PARIS, Oct. 5 (Xinhua) -- Very few people can afford 4.9 billion euros (6.7 billion U.S. dollars), not to mention a computer consultant with a monthly pay of 3,168 dollars.
Jerome Kerviel, 33, however, had to pay the great amount of money due to his fraud performance which had left an irreversible loophole and brought Societe Generale (SocGen), one of the biggest European bank, to the brim of bankruptcy.
Kerviel's lawyer Olivier Metzer said Tuesday they would appeal against the court's conviction to sentence Kerviel to five years in prison and to compensate the 6.7 billion dollars including interest to SocGen.
"We are going to eject an appeal against the unacceptable judgment," Metzner told reporters.

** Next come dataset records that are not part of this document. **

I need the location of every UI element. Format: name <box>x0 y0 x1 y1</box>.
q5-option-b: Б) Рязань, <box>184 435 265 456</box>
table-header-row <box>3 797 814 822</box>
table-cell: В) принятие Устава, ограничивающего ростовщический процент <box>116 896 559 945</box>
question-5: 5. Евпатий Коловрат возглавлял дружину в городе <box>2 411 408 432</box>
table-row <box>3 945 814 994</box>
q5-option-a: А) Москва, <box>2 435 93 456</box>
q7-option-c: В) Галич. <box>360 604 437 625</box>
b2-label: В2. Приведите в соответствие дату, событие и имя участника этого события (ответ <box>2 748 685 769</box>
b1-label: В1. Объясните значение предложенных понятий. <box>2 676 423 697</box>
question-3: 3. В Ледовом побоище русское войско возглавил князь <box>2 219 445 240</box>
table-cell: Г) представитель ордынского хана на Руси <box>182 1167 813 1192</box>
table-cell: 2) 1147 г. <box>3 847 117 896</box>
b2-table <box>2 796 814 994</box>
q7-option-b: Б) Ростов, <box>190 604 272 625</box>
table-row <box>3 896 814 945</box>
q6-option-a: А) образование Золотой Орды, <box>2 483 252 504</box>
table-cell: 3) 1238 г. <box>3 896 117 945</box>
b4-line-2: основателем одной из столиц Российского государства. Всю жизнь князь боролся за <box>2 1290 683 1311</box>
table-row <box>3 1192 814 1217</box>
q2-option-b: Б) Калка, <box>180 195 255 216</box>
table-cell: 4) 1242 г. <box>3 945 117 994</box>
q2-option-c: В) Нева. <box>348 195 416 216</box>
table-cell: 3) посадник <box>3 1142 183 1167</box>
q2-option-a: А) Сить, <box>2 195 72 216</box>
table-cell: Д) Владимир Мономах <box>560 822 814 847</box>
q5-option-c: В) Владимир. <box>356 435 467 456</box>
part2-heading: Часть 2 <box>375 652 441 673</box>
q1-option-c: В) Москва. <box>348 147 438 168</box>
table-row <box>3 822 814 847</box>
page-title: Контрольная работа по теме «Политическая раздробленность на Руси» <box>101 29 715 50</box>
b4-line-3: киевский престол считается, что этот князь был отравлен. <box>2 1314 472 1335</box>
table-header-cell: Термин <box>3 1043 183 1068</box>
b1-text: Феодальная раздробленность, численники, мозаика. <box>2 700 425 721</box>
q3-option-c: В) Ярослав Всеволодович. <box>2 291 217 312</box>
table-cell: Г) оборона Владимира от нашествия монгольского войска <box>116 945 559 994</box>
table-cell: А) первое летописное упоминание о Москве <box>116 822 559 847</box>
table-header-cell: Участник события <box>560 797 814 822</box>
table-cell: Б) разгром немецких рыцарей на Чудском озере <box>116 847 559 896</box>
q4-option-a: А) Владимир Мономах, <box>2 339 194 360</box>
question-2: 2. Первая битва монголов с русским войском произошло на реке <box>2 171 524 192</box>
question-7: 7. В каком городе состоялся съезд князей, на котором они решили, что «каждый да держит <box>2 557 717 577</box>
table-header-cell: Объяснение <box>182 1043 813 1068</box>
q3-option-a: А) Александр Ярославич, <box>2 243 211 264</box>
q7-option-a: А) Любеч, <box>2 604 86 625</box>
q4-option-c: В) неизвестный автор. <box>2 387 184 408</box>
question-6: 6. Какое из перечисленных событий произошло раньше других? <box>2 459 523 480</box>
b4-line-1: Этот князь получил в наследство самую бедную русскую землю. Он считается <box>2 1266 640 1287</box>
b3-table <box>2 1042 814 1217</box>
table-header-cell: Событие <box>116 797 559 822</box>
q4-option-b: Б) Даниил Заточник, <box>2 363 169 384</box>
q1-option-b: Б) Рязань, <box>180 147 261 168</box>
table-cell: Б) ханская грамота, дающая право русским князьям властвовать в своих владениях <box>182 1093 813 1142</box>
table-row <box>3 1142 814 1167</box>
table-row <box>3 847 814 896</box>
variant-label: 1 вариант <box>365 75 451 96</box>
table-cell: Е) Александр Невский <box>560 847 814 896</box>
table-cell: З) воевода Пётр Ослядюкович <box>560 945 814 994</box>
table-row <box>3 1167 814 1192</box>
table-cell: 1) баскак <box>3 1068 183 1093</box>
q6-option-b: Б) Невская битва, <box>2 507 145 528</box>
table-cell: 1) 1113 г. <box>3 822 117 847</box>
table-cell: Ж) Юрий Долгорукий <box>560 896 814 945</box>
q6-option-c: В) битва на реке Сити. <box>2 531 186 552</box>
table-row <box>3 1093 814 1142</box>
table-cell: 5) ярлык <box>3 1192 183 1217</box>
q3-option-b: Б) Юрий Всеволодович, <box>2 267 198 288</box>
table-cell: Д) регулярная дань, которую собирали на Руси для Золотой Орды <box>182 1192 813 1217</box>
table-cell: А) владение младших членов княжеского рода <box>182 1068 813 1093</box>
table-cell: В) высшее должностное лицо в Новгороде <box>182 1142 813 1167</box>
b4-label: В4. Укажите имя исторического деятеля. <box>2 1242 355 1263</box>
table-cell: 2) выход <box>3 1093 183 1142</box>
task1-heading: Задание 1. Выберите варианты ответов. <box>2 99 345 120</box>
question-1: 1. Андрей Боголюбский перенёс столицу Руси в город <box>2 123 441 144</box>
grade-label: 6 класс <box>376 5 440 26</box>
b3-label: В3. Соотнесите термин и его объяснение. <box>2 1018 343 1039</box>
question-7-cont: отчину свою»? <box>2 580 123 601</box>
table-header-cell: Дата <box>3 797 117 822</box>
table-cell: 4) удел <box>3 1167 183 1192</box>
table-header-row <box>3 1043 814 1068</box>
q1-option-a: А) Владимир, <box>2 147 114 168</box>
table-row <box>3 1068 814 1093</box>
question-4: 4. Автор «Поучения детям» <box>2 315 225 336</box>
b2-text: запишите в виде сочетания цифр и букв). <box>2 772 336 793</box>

It was irrational for the ruling to exclude the bank system from any responsibility and only blame all damage on the individual defendant, Metzer argued.
Paris criminal court convicted the former trader guilty of breach of trust, forgery and entering false data into computers.
Kerviel admitted his sneaking performance but insisted his supervisors knew what he was doing and neglected him until the amount turned too big to hide.
A judge at the court declared that the defendant's testimony of SocGen's awareness of his activities could not be verified.
Between late 2007 and early 2008, Kerviel gambled position with fictive transactions up to 50 billion euros (68.9 billion dollars) and finally caused the sky-high loss.
Local media estimated it would cost Kerviel 17,000 years to reimburse the damages to SocGen.